Further, CBP Regulations do not define what profit we are to consider - gross profit or operating profit. However, CBP is of the view that the operating profit margin is a more accurate measure of a company's real profitability because it reveals what the company actually earns on its sales once all associated expenses have been paid. Nevertheless, in certain circumstances, gross profit can be considered. See HRL H037375.

We do not have sufficient information/documentation to establish that the proposed modified transaction value would meet the circumstances of the sale test. While the proposed modified transaction value is described, no financial information was provided to determine whether the relationship between the parties will affect the price. No transfer pricing study was presented and no documentation was presented relating to the comparison of the prices set in the relevant industry and the price between your client and the Group.

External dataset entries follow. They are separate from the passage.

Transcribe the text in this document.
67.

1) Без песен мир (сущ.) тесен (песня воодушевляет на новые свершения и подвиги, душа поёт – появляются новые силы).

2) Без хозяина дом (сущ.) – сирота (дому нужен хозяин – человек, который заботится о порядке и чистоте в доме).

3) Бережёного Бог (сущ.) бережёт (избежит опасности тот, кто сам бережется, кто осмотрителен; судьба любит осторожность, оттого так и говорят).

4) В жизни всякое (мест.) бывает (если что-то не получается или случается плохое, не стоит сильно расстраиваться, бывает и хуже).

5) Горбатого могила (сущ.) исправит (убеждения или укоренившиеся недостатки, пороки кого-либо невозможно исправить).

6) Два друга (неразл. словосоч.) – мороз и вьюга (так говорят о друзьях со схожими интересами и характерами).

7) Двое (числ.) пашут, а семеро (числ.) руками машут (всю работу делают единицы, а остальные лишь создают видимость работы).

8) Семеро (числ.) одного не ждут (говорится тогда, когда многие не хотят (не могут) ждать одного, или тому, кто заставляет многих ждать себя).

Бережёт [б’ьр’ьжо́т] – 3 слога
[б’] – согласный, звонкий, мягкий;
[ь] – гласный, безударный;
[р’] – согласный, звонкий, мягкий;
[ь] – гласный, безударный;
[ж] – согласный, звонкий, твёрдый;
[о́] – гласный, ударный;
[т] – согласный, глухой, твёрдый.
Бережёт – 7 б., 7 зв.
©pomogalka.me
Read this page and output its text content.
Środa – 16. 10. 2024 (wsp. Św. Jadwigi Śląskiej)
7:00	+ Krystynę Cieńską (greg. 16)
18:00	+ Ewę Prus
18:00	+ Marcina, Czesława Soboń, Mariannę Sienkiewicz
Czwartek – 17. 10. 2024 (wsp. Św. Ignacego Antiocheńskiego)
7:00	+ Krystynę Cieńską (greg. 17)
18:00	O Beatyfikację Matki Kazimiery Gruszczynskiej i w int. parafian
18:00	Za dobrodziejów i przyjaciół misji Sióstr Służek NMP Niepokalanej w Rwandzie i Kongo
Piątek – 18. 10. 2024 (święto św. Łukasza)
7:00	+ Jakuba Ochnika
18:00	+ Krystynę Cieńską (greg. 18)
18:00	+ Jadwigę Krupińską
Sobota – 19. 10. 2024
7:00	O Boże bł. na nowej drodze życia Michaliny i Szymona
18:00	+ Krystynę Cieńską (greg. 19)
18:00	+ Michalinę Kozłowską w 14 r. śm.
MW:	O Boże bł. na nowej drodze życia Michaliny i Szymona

Accordingly, while a modified transaction value may be used, your client should be prepared to substantiate its values by maintaining and providing accounting records from its books and/or financial statements if requested by CBP. Further, if requested by CBP, your client should be prepared to specify how the transfer price and adjustments are determined with respect to all imported products, which may require presentation of financial records from the Group.


As set forth above, we determine that the merchandise may need to be appraised under the fallback method. However, our finding is based on the assumption that the transfer pricing structure yields a price that meets one of the related party tests. Furthermore, we are not ruling on the acceptability of the proposed pricing methodology.

Please note that 19 C.F.R. § 177.9(b)(1) provides that “[e]ach ruling letter is issued on the assumption that all of the information furnished in connection with the ruling request and incorporated in the ruling letter, either directly, by reference, or by implication, is accurate and complete in every material respect. The application of a ruling letter by a Customs Service field office to the transaction to which it is purported to relate is subject to the verification of the facts incorporated in the ruling letter, a comparison of the transaction described therein to the actual transaction, and the satisfaction of any conditions on which the ruling was based.”